В один из первых дней Шопен переехал из гостиницы на улицу Пуассоньер и занял маленькую комнатку с балконом. Он спокойно провел ночь, но уже с утра был разбужен громким пением. Наскоро одевшись, он подошел к балконной двери. Необычайное зрелище представилось ему. Улица была запружена народом. К дому, стоящему напротив, стекалась огромная толпа. Множество трехцветных знамен реяло в воздухе. Это была демонстрация, первая, настоящая, внушительная уличная демонстрация, которую Фридерик увидал в своей жизни. Надев меховую куртку, он открыл дверь и вышел на балкон.
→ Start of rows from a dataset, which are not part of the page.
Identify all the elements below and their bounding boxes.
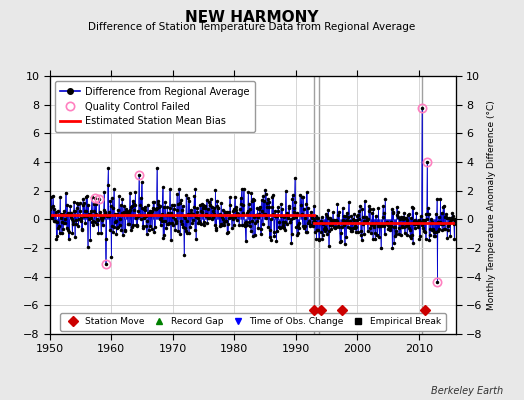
Text: Difference of Station Temperature Data from Regional Average: Difference of Station Temperature Data f…	[88, 22, 415, 32]
Text: NEW HARMONY: NEW HARMONY	[185, 10, 318, 25]
Text: Berkeley Earth: Berkeley Earth	[431, 386, 503, 396]
Legend: Station Move, Record Gap, Time of Obs. Change, Empirical Break: Station Move, Record Gap, Time of Obs. C…	[60, 313, 446, 331]
Y-axis label: Monthly Temperature Anomaly Difference (°C): Monthly Temperature Anomaly Difference (…	[487, 100, 496, 310]
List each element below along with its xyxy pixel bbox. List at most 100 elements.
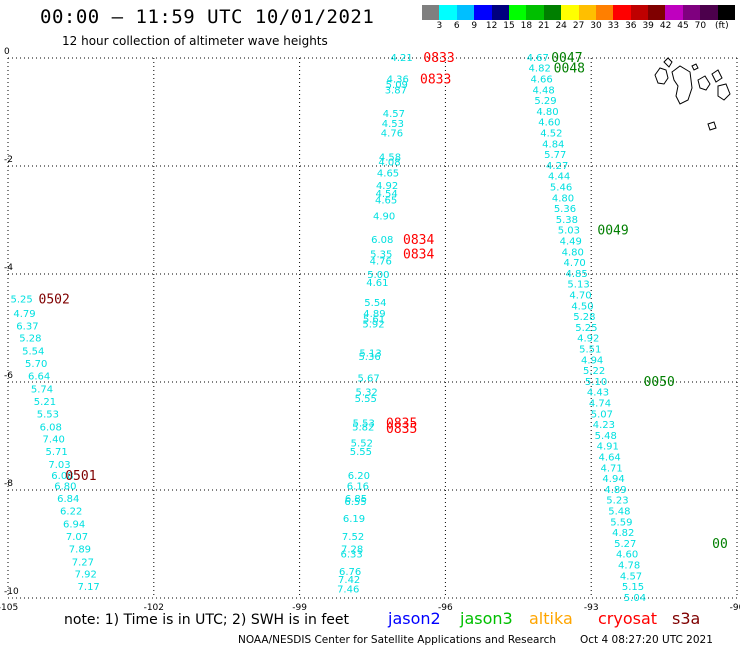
color-swatch bbox=[474, 5, 492, 20]
swh-value: 4.65 bbox=[375, 195, 397, 206]
color-scale-label: 45 bbox=[677, 21, 689, 31]
time-label: 0047 bbox=[551, 51, 582, 66]
swh-value: 5.48 bbox=[595, 431, 617, 442]
y-tick-label: -6 bbox=[4, 371, 13, 381]
time-label: 0050 bbox=[644, 375, 675, 390]
swh-value: 5.53 bbox=[37, 409, 59, 420]
legend-s3a: s3a bbox=[672, 609, 701, 628]
swh-value: 4.65 bbox=[377, 168, 399, 179]
swh-value: 5.36 bbox=[358, 352, 380, 363]
color-scale-label: 21 bbox=[538, 21, 550, 31]
swh-value: 4.74 bbox=[589, 399, 611, 410]
swh-value: 5.54 bbox=[22, 347, 44, 358]
swh-value: 4.36 bbox=[387, 75, 409, 86]
swh-value: 4.91 bbox=[597, 442, 619, 453]
swh-value: 5.32 bbox=[356, 388, 378, 399]
swh-value: 5.54 bbox=[364, 298, 386, 309]
swh-value: 5.92 bbox=[362, 320, 384, 331]
color-scale-bar bbox=[422, 5, 736, 20]
swh-value: 5.07 bbox=[591, 409, 613, 420]
swh-value: 4.89 bbox=[363, 309, 385, 320]
swh-value: 6.22 bbox=[60, 507, 82, 518]
swh-value: 4.67 bbox=[527, 53, 549, 64]
color-swatch bbox=[456, 5, 475, 20]
swh-value: 5.15 bbox=[622, 582, 644, 593]
swh-value: 4.23 bbox=[593, 420, 615, 431]
swh-value: 5.23 bbox=[606, 496, 628, 507]
time-label: 0833 bbox=[420, 73, 451, 88]
swh-value: 4.94 bbox=[602, 474, 624, 485]
swh-value: 4.49 bbox=[560, 237, 582, 248]
color-scale-label: 3 bbox=[436, 21, 443, 31]
swh-value: 7.46 bbox=[337, 584, 359, 595]
swh-value: 4.82 bbox=[612, 528, 634, 539]
swh-value: 4.92 bbox=[376, 181, 398, 192]
color-scale-label: 39 bbox=[642, 21, 654, 31]
swh-value: 6.08 bbox=[51, 471, 73, 482]
swh-value: 5.29 bbox=[534, 96, 556, 107]
swh-value: 5.55 bbox=[350, 447, 372, 458]
x-tick-label: -90 bbox=[730, 603, 740, 613]
color-swatch bbox=[491, 5, 509, 20]
swh-value: 4.48 bbox=[532, 85, 554, 96]
swh-value: 5.28 bbox=[19, 334, 41, 345]
x-tick-label: -93 bbox=[584, 603, 599, 613]
swh-value: 4.66 bbox=[530, 75, 552, 86]
color-scale-label: 9 bbox=[471, 21, 478, 31]
swh-value: 5.53 bbox=[353, 419, 375, 430]
swh-value: 6.64 bbox=[28, 372, 50, 383]
y-tick-label: -8 bbox=[4, 479, 13, 489]
time-label: 00 bbox=[712, 537, 728, 552]
legend-altika: altika bbox=[529, 609, 573, 628]
swh-value: 5.13 bbox=[567, 280, 589, 291]
swh-value: 5.25 bbox=[10, 294, 32, 305]
swh-value: 4.89 bbox=[604, 485, 626, 496]
swh-value: 5.71 bbox=[45, 447, 67, 458]
island-outline bbox=[711, 69, 723, 83]
swh-value: 5.36 bbox=[554, 204, 576, 215]
color-scale-label: 30 bbox=[590, 21, 602, 31]
swh-value: 7.42 bbox=[338, 575, 360, 586]
time-label: 0835 bbox=[386, 422, 417, 437]
x-tick-label: -105 bbox=[0, 603, 18, 613]
swh-value: 4.82 bbox=[529, 64, 551, 75]
time-label: 0048 bbox=[554, 62, 585, 77]
swh-value: 4.08 bbox=[378, 158, 400, 169]
swh-value: 4.80 bbox=[562, 247, 584, 258]
color-scale-label: 27 bbox=[572, 21, 585, 31]
swh-value: 7.28 bbox=[341, 544, 363, 555]
swh-value: 4.58 bbox=[379, 152, 401, 163]
y-tick-label: 0 bbox=[4, 47, 10, 57]
x-tick-label: -99 bbox=[292, 603, 307, 613]
swh-value: 5.35 bbox=[370, 249, 392, 260]
color-scale-label: 18 bbox=[520, 21, 533, 31]
swh-value: 5.70 bbox=[25, 359, 47, 370]
island-outline bbox=[671, 65, 693, 105]
swh-value: 4.64 bbox=[599, 453, 621, 464]
y-tick-label: -2 bbox=[4, 155, 13, 165]
swh-value: 6.16 bbox=[347, 482, 369, 493]
swh-value: 4.79 bbox=[13, 309, 35, 320]
time-label: 0501 bbox=[65, 469, 96, 484]
time-label: 0834 bbox=[403, 233, 434, 248]
swh-value: 7.89 bbox=[69, 544, 91, 555]
swh-value: 7.03 bbox=[48, 460, 70, 471]
swh-value: 4.76 bbox=[381, 129, 403, 140]
swh-value: 5.27 bbox=[614, 539, 636, 550]
swh-value: 5.82 bbox=[352, 422, 374, 433]
swh-value: 5.04 bbox=[624, 593, 646, 604]
swh-value: 6.94 bbox=[63, 519, 85, 530]
swh-value: 4.43 bbox=[587, 388, 609, 399]
track-jason3: 4.674.824.664.485.294.804.604.524.845.77… bbox=[527, 51, 728, 604]
color-scale-label: (ft) bbox=[715, 21, 729, 31]
swh-value: 5.21 bbox=[34, 397, 56, 408]
swh-value: 7.40 bbox=[43, 435, 65, 446]
swh-value: 5.10 bbox=[585, 377, 607, 388]
color-scale-label: 70 bbox=[694, 21, 707, 31]
swh-value: 6.76 bbox=[339, 567, 361, 578]
color-swatch bbox=[682, 5, 701, 20]
swh-value: 5.52 bbox=[351, 438, 373, 449]
swh-value: 5.48 bbox=[608, 507, 630, 518]
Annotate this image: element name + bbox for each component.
Внизу кричали: – Да здравствует Польша! Свободу полякам! – В доме, к которому приближалась толпа, жил французский генерал Раморино, в ноябре он был в Варшаве и принимал участие в восстании. Две мощные волны катили к этому дому: с одной стороны – учащаяся молодежь всего Парижа, с другой – рабочие и ремесленники. С ними шли женщины и подростки.
Полиция, гусары, конница всячески пытались помешать соединению этих двух потоков. Они грубо хватали людей, наступали, кричали, но толпы все шли и шли, нескончаемые, уверенные в своей силе.
– Генерал Раморино! – взывали в толпе. – Мы ждем вас! Но генерал не выходил на свой балкон приветствовать демонстрантов. Шопен с нетерпением ждал. Впрочем, генерал мог и не показываться. Не в нем было дело. Французы выражали свое единство с Польшей.
Фридерик в ту пору уже понимал двойственную природу польского восстания, понимал, что оно было обречено на провал, и не надеялся на внезапный благоприятный поворот событий. Но когда на двух языках – французском и польском – зазвучала «Варшавянка», у него задрожали, колени. Здесь поют «Варшавянку» во время демонстрации! Ему не приходило в голову, что в угнетенной, зависимой Польше подобное нашествие было бы уже началом восстания, в то как в Париже эти демонстрации довольно часты и не приводят к коренным изменениям.